Republican U.S. presidential candidate Donald Trump speaks about the results of Super Tuesday primary and caucus voting during a news conference in Palm Beach, Florida, March 1, 2016. REUTERS/Scott Audette

Donald Trump released his official healthcare plan Wednesday evening, pledging to repeal the Affordable Care Act and replace it with a series of laws that he says could be even more beneficial for the private insurance industry than President Barack Obama’s signature healthcare law.

Obama’s legislation delivered big gifts to private insurers: It mandated that Americans buy those insurers’ products, provided taxpayer subsidies to the industry and avoided creating a government-sponsored “public option” to compete with for-profit healthcare companies.

Among his initiatives for replacing Obamacare, the leading GOP presidential candidate is proposing legislation to allow private insurance companies to sell their products across state lines — an idea that's been pushed by most national Republican leaders for more than a decade.
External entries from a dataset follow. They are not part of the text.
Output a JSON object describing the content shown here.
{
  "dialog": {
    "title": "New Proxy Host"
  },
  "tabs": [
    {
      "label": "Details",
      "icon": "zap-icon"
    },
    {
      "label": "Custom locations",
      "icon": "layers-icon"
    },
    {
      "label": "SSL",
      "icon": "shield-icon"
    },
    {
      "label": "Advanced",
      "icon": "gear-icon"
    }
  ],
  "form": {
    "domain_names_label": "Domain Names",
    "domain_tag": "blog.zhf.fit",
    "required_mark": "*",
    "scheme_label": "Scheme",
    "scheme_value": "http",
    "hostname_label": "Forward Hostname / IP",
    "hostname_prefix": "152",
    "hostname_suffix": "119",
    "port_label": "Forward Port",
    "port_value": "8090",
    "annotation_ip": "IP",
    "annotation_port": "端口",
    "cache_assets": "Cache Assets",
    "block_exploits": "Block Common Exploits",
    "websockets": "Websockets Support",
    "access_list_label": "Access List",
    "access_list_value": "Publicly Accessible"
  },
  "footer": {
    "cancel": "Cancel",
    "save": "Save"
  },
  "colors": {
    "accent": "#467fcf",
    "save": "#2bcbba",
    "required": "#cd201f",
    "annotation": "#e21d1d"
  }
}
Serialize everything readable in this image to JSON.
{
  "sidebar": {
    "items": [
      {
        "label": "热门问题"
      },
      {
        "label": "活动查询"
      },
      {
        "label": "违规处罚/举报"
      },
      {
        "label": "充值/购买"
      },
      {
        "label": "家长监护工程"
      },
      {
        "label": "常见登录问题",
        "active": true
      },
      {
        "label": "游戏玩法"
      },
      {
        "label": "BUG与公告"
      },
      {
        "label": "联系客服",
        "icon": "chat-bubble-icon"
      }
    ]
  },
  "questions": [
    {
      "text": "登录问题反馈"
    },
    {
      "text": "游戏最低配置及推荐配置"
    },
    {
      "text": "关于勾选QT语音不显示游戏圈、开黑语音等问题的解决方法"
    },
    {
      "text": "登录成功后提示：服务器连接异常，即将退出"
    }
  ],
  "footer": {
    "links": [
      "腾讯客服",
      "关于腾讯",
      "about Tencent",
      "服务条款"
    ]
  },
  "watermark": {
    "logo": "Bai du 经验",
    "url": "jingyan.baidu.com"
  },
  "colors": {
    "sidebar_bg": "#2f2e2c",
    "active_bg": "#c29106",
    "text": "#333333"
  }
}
In practice, such a law could reduce the power of individual states’ public officials to oversee the private insurance industry’s pricing policies. But, critics say, insurers would be permitted to congregate in the states that have the fewest consumer regulations, and then sell their products into other states, thereby avoiding those locales’ regulations.

To demonstrate how this would happen, some point to the effects of a 1978 Supreme Court ruling allowing banks to sell their products across state lines. With the ruling in hand, major credit card companies set up shop in states with the weakest usury laws and then sold their high-interest products to consumers throughout the United States, leaving other states’ regulators with less power to crack down on predatory practices.

In his proposal, Trump says allowing insurance to be sold across state lines will end up “allowing full competition in this market” so that “insurance costs will go down and consumer satisfaction will go up.” However, in 2012, Georgetown University researchers looked at states that had enacted legislation to encourage cross-border insurance commerce. They found that the initiatives “do not address the true drivers of health insurance costs nor do they adequately take into account the complexity of how insurance products are sold and regulated.” They also found that “none of the across state lines laws resulted in a single insurer entering a new market or the sale of a single new insurance product.”

Trump also proposes a gift to the insurers through the tax code: He says he wants to “allow individuals to fully deduct health insurance premium payments from their tax returns under the current tax system.” In many cases, such premiums are already deductible from individuals’ taxes — but in some cases they are not, suggesting Trump wants to expand the deduction.

Such so-called “tax expenditures,” which effectively force all taxpayers to subsidize such deductions, are a boon to the private insurance industry, offering consumers a government-sponsored incentive to buy private insurance — one that already costs public coffers hundreds of billions of dollars a year. By contrast, Vermont Sen. Bernie Sanders’ Medicare-for-all proposal aims to eliminate such tax expenditures for private insurance.

Trump’s healthcare plans appear to be less beneficial to pharmaceutical companies. He says he wants to “remove barriers to entry into free markets for drug providers that offer safe, reliable and cheaper products.” Giving “consumers access to imported, safe and dependable drugs from overseas will bring more options to consumers.”

Because other countries more strongly regulate the price of drugs, allowing Americans to import those medicines could reduce prices. With that in mind, Congress in 2000 passed legislation allowing Americans to import lower-priced FDA-approved prescription drugs from other countries — a practice already allowed by many other industrialized nations. However, Bill Clinton’s administration used its executive authority to prevent an importation program from being implemented.

The drug industry has continued to lobby against importation proposals, aiming to protect profits derived from charging Americans some of the highest medicine prices in the world.